Streamline for Bare-metal Systems

 Streamline for Bare-metal allows the power of Streamline to be used in exciting new areas such as Cortex-R and Cortex-M based devices. It also supports the use of all the features from regular Streamline on devices that don’t have a Linux based operating system, these features include:

Hardware Counters: Choose which hardware counters to sample and see the results in easy to interpret graphs, allowing the user to easily identify bottlenecks in their system.

PC Sampling: Shows the user where their application, or even system, spends most of its time, whether at process level, function level or even line by line in source code. The user can then optimize their code and rerun Streamline to see if their optimizations have had any impact on the system

Custom Counters: Easily add counters for custom IP and have Streamline collect data from them to display in graphs. 

Annotations: Allow the user to place markers into their code to easily identify when certain steps occur in Streamline and quickly see the hardware counter data or where CPU time is spent during that period.

Heat Map: Shows exactly which tasks are working on which cores. This allows the user to easily see how all their tasks are being scheduled as well as which cores are free to receive more work.


Streamline Bare-metal works by compiling some generated code from Streamline into the application. This code will collect all the performance data from the system and then transport it from the system so it can be imported back into Streamline.


Steps for using Streamline Bare-metal

The following four steps are involved in using Streamline Bare-metal:

Generate: Guided by a wizard, Streamline will generate agent code that is unique to the system. It will only collect the information the user wants about the cores that are interesting in their system.

Instrument: The code needs to be instrumented with the calls to the generated Streamline agent. As a minimum, there needs to be a call to the initialization function and then the user needs to choose when they would like to sample the counters and pc, whether this is in an interrupt handler or at various points in the code.

Run: From there the application needs to be run to collect the data.

Import: Once the run of the application is complete, the data that has been collected needs to be imported into Streamline, after which the user can use Streamline just like they would if they had collected the data from Linux.


Transporting data of the device

We understand that there is a wealth of different systems, each with different trace capabilities, so Streamline Bare-metal can get the trace and profiling information from the device in a variety of ways:

Main memory: Streamline can place all the data into main memory where the user can transport it off the device, this solution is perfect if the user doesn’t have access to any trace hardware on the device.
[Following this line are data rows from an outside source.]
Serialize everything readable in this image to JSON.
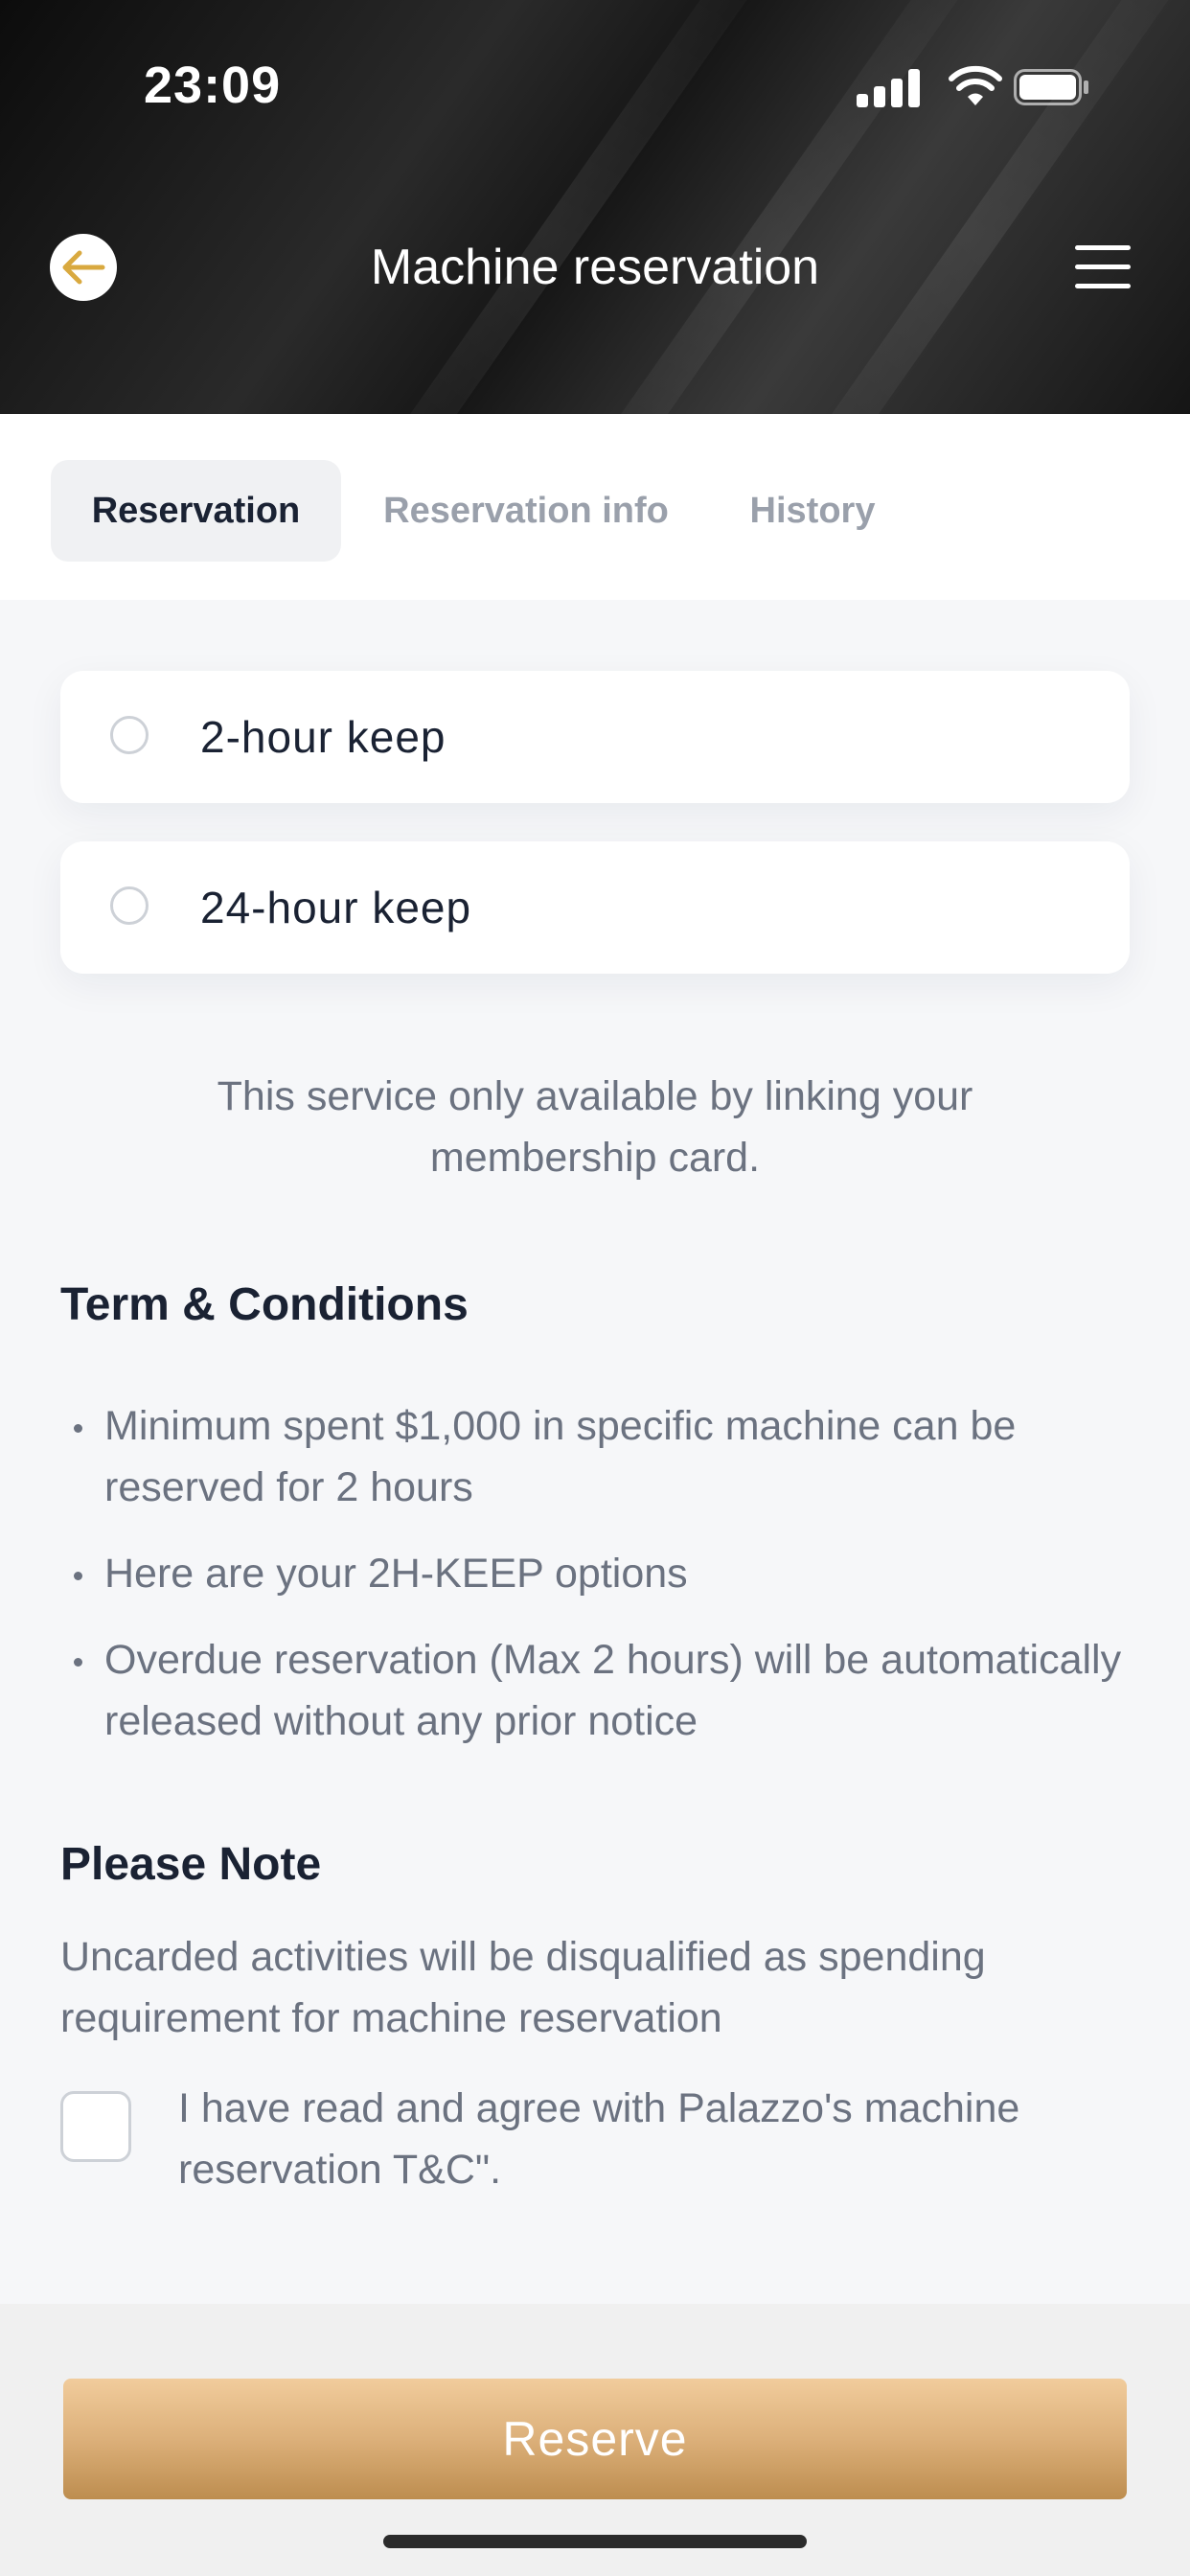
{
  "status_bar": {
    "time": "23:09"
  },
  "header": {
    "title": "Machine reservation",
    "back_icon": "arrow-left-icon",
    "menu_icon": "hamburger-menu-icon",
    "accent_color": "#d9a93f"
  },
  "tabs": [
    {
      "label": "Reservation",
      "active": true
    },
    {
      "label": "Reservation info",
      "active": false
    },
    {
      "label": "History",
      "active": false
    }
  ],
  "options": [
    {
      "label": "2-hour keep",
      "selected": false
    },
    {
      "label": "24-hour keep",
      "selected": false
    }
  ],
  "notice": "This service only available by linking your membership card.",
  "terms": {
    "heading": "Term & Conditions",
    "items": [
      "Minimum spent $1,000 in specific machine can be reserved for 2 hours",
      "Here are your 2H-KEEP options",
      "Overdue reservation (Max 2 hours) will be automatically released without any prior notice"
    ]
  },
  "please_note": {
    "heading": "Please Note",
    "text": "Uncarded activities will be disqualified as spending requirement for machine reservation"
  },
  "agreement": {
    "label": "I have read and agree with Palazzo's machine reservation T&C\".",
    "checked": false
  },
  "reserve_button": {
    "label": "Reserve",
    "gradient_top": "#f1cc9c",
    "gradient_bottom": "#bd8d4f"
  }
}
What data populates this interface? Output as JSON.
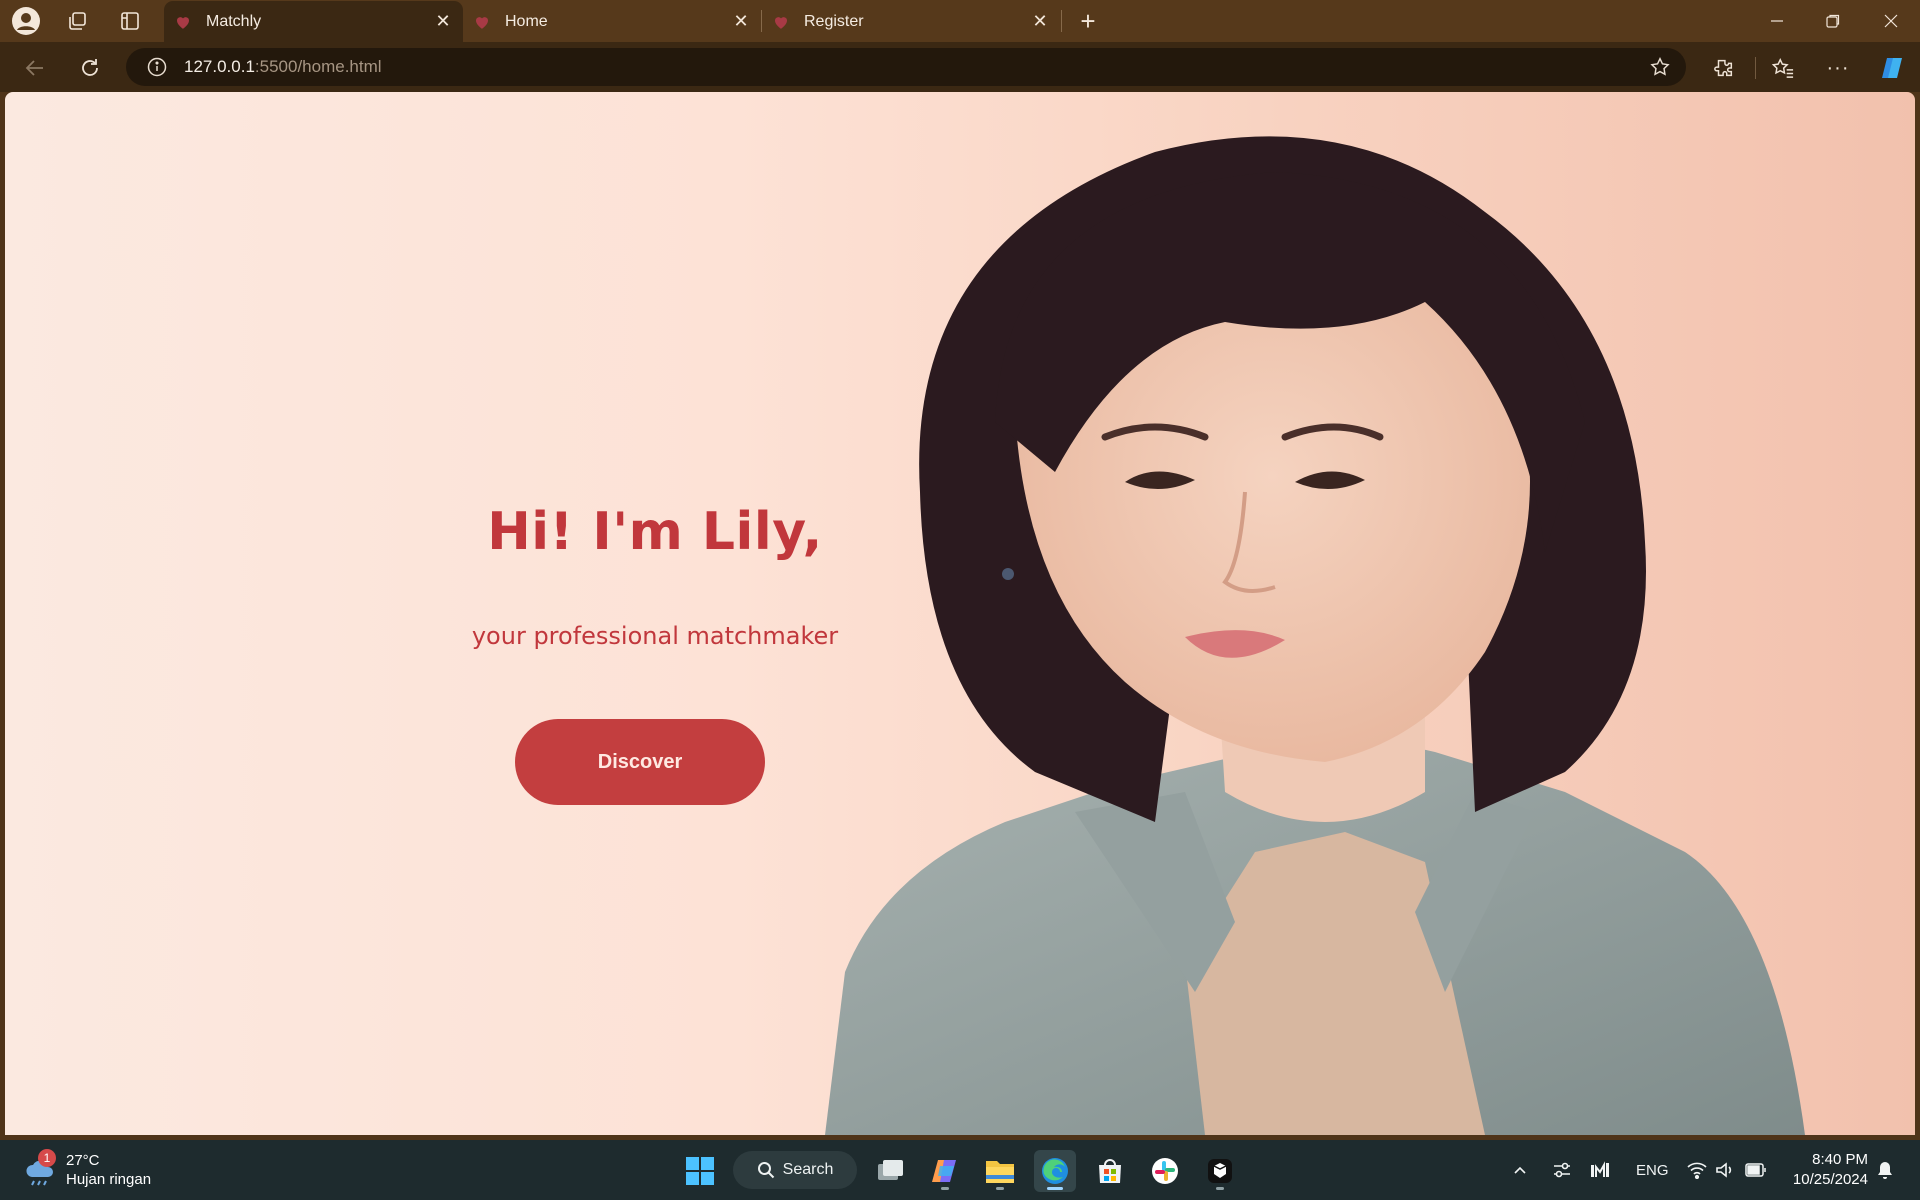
{
  "browser": {
    "tabs": [
      {
        "title": "Matchly",
        "active": true
      },
      {
        "title": "Home",
        "active": false
      },
      {
        "title": "Register",
        "active": false
      }
    ],
    "address": {
      "host": "127.0.0.1",
      "path": ":5500/home.html"
    }
  },
  "page": {
    "title": "Hi! I'm Lily,",
    "subtitle": "your professional matchmaker",
    "cta_label": "Discover",
    "colors": {
      "accent": "#c1373c",
      "button": "#c33e3f",
      "background": "#fde2d6"
    }
  },
  "taskbar": {
    "weather": {
      "temp": "27°C",
      "desc": "Hujan ringan",
      "badge": "1"
    },
    "search_label": "Search",
    "language": "ENG",
    "time": "8:40 PM",
    "date": "10/25/2024"
  }
}
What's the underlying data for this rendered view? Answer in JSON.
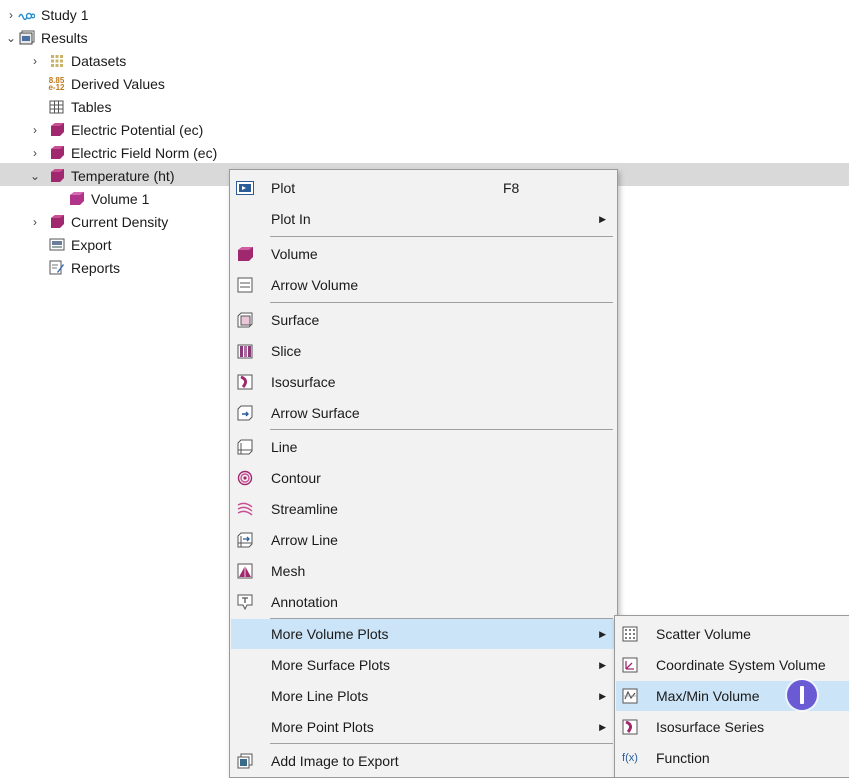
{
  "tree": {
    "study": "Study 1",
    "results": "Results",
    "datasets": "Datasets",
    "derived_values": "Derived Values",
    "derived_icon_text": "8.85\ne-12",
    "tables": "Tables",
    "electric_potential": "Electric Potential (ec)",
    "electric_field_norm": "Electric Field Norm (ec)",
    "temperature": "Temperature (ht)",
    "volume1": "Volume 1",
    "current_density": "Current Density",
    "export": "Export",
    "reports": "Reports"
  },
  "context_menu": {
    "plot": "Plot",
    "plot_shortcut": "F8",
    "plot_in": "Plot In",
    "volume": "Volume",
    "arrow_volume": "Arrow Volume",
    "surface": "Surface",
    "slice": "Slice",
    "isosurface": "Isosurface",
    "arrow_surface": "Arrow Surface",
    "line": "Line",
    "contour": "Contour",
    "streamline": "Streamline",
    "arrow_line": "Arrow Line",
    "mesh": "Mesh",
    "annotation": "Annotation",
    "more_volume_plots": "More Volume Plots",
    "more_surface_plots": "More Surface Plots",
    "more_line_plots": "More Line Plots",
    "more_point_plots": "More Point Plots",
    "add_image_to_export": "Add Image to Export"
  },
  "submenu": {
    "scatter_volume": "Scatter Volume",
    "coordinate_system_volume": "Coordinate System Volume",
    "maxmin_volume": "Max/Min Volume",
    "isosurface_series": "Isosurface Series",
    "function": "Function",
    "function_icon_text": "f(x)"
  },
  "colors": {
    "plot_group_magenta": "#a0286f",
    "highlight": "#cce4f7",
    "selected_row": "#d9d9d9",
    "cursor": "#6a5ad4"
  }
}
STM: Streamline can transport the data via STM, which is beneficial if the device hasn’t much memory to store the data. The Streamline agent can send the data over STM to be captured by DSTREAM. The user can then take this information and import it directly into Streamline.

ITM: Transporting the data via ITM is ideal for any Cortex-M related devices. When selecting this option the data will be placed in the DSTREAM buffer and. Using this mode Streamline will automatically capture the hardware counters without the need to manually call the sample function.